Laufen für Anfänger*innen: die besten Tipps

Wie lege ich los? Diese Frage stellt sich wohl jede und jeder, die bzw. der mit dem Joggen anfangen möchte. Ganz egal, ob Du noch nie die Laufschuhe geschnürt oder eine lange Pause hinter Dir hast: Jeder Anfang ist schwer! Gib Deinem Körper ausreichend Zeit, um sich an die neue Belastung zu gewöhnen. Mit unseren Tipps wird der Einstieg ins Lauftraining zum Kinderspiel.

Tipp 1: Mach Gehpausen

Als Laufanfänger*in ist es nicht notwendig, gleich am Anfang die ganze Strecke am Stück zu laufen. Wechsel zu Beginn zwischen Laufen und Gehen ab (zum Beispiel zwei Minuten laufen, zwei Minuten gehen usw.). Die Gehpausen zwischen den Laufintervallen nützt Du, um Dich zu erholen. Im Lauf der Zeit kannst Du die Laufeinheiten zeitlich länger gestalten und die Gehpausen reduzieren, bis Du bald Deine Wunschstrecke komplett durchlaufen kannst. Diese Art des Trainings ist eine einfache Form des Intervalltrainings und ideal für Anfänger*innen geeignet.


Tipp 2: Bleib locker

Viele Laufeinsteiger*innen strotzen zu Beginn nur so vor Motivation. Sie neigen deswegen dazu, zu schnell loszulegen. Die Folge: Der erste Laufversuch endet oft schon nach einigen Hundert Metern. Die Läufer*innen sind überlastet und erschöpft, was meist ein frühes Ende der sportlichen Ambitionen bedeutet. Denn wenn etwas keinen Spaß macht, verliert man natürlich relativ schnell die Lust daran.

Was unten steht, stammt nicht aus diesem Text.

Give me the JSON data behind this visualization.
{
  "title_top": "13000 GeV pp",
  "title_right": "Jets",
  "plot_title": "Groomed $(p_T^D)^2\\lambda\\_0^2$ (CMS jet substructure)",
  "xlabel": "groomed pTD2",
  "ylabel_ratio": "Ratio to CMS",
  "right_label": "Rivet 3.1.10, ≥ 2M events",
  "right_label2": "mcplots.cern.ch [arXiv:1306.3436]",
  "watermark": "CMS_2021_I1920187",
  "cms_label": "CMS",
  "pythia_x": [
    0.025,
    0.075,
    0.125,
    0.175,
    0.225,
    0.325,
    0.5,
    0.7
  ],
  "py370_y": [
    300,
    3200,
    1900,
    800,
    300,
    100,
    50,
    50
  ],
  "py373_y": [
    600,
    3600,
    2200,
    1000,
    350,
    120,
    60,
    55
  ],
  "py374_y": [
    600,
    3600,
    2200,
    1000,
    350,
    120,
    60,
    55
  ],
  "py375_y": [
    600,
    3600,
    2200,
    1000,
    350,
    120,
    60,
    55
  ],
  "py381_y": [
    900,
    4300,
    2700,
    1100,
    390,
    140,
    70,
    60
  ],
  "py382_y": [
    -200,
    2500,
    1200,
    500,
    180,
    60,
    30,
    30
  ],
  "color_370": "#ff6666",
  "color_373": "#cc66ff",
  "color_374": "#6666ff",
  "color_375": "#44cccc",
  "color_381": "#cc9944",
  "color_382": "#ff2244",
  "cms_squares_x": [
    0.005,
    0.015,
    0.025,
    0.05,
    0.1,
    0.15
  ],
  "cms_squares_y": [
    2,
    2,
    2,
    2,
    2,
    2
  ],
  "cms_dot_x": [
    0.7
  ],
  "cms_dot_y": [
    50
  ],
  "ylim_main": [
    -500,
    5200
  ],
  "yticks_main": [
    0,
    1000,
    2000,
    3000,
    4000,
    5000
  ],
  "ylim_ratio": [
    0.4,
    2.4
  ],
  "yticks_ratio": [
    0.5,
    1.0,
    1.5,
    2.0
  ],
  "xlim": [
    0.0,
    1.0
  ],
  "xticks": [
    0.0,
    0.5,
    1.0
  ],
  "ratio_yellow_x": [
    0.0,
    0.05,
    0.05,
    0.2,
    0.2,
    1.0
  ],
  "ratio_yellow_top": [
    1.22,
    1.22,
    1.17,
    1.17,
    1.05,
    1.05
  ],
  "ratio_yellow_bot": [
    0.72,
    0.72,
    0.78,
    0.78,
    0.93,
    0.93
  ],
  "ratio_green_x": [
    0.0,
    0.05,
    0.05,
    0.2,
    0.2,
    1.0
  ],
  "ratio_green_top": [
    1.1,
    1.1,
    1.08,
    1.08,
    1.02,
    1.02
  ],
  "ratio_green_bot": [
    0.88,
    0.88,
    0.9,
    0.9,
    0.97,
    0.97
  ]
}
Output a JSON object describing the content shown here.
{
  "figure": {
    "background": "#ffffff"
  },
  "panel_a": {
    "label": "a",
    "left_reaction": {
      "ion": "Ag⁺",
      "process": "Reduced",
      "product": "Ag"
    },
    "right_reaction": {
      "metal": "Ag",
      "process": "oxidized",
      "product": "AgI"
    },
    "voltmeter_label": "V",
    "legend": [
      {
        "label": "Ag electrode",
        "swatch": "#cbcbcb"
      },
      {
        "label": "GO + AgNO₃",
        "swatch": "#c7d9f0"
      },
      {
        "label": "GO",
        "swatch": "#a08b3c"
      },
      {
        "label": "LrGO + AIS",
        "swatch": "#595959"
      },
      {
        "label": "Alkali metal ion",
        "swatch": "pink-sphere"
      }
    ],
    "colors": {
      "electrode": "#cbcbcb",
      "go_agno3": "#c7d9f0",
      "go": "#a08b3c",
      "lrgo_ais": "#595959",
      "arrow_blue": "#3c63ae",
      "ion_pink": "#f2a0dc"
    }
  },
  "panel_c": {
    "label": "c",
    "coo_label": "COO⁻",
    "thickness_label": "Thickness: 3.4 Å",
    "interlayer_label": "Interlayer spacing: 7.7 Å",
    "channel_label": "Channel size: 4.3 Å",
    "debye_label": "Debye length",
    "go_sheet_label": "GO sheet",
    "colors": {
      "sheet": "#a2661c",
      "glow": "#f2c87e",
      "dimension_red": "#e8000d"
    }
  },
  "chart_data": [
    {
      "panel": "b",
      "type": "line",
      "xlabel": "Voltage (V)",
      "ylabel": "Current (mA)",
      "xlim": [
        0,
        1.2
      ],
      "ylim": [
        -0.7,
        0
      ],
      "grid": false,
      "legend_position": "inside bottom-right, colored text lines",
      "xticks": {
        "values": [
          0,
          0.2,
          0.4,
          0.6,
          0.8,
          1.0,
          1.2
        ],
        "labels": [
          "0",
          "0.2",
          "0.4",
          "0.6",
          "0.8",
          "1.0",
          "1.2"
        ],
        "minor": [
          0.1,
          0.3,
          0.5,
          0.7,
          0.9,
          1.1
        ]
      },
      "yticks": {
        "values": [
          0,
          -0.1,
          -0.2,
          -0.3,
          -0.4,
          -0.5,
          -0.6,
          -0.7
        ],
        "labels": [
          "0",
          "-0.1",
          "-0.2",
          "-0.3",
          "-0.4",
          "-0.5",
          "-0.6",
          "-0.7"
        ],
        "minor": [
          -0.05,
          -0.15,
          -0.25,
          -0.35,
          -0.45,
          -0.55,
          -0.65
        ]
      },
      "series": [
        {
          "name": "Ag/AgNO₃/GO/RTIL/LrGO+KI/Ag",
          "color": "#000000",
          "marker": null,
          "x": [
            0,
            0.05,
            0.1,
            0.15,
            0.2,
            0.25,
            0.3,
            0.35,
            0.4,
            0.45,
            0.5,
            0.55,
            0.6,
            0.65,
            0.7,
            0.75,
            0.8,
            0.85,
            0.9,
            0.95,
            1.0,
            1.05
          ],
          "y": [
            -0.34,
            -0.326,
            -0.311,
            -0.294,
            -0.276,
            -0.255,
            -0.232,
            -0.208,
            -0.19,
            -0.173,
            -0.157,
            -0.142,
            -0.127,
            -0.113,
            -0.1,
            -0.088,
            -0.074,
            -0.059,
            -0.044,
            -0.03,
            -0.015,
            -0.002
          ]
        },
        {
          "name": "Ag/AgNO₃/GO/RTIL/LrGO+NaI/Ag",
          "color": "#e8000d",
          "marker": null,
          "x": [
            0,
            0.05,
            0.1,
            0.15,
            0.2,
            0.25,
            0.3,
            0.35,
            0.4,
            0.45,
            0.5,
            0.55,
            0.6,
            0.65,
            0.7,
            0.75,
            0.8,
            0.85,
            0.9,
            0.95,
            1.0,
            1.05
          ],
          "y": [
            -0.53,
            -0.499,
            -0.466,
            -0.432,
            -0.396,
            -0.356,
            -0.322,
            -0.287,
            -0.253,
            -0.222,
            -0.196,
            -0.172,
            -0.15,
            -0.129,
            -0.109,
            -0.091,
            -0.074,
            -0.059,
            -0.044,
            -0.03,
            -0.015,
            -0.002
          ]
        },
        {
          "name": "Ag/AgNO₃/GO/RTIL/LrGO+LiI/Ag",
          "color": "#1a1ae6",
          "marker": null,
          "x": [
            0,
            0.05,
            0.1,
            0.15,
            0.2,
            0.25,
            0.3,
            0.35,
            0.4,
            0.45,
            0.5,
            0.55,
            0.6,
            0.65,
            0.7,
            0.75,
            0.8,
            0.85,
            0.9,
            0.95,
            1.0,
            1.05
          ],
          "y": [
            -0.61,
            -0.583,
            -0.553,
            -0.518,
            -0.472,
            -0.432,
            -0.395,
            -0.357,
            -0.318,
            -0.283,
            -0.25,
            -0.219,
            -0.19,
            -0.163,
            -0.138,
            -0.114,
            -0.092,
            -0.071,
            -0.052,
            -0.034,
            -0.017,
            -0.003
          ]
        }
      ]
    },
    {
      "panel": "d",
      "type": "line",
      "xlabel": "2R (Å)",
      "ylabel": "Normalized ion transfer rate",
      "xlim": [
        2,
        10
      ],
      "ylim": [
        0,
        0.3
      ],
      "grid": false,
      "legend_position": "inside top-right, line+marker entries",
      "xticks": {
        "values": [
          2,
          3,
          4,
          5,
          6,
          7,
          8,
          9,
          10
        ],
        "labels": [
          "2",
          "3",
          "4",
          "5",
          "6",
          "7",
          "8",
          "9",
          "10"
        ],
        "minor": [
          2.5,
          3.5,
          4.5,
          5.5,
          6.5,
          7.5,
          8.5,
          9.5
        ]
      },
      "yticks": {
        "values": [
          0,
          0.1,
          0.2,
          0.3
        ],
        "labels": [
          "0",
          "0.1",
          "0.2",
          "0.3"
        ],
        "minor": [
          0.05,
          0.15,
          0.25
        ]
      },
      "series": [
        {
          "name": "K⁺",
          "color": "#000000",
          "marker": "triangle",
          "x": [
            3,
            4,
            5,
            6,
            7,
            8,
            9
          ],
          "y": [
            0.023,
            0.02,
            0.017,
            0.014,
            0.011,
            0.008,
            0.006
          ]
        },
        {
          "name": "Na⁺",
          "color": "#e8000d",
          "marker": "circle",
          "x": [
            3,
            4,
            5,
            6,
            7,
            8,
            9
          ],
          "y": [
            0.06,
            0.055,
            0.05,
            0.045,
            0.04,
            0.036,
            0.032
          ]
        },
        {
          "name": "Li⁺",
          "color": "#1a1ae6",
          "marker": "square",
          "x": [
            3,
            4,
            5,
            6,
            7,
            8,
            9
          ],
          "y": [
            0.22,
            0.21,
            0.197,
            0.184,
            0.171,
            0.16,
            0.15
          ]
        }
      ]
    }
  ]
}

Starte deswegen lieber mit einem sehr lockeren Tempo. Dein Körper benötigt Zeit, um sich an die Laufbelastung zu gewöhnen. 


Unser Tipp:

Wähle Dein Lauftempo so, dass Du Dich dabei ohne Atemnot unterhalten kannst. Dein Training sollte Dir eher zu lässig und entspannt vorkommen. 

 

Tipp 3: Weniger ist mehr

Kurze Strecken sind für Deine ersten Laufrouten ideal. Du hast danach noch viel Energie? Kein Problem! Steigere Dein Laufpensum einfach bei der nächsten Einheit. Vergiss dabei aber nicht, dass ein langsamer Start für Dich das Beste ist. Dein Körper braucht Zeit, um erste Trainingsreize zu verarbeiten und sich an die neue Belastung zu gewöhnen. Darum ist es besonders wichtig, regelmäßig Rest Days einzuplanen. Lauf- und Ruhetage sollten sich abwechseln.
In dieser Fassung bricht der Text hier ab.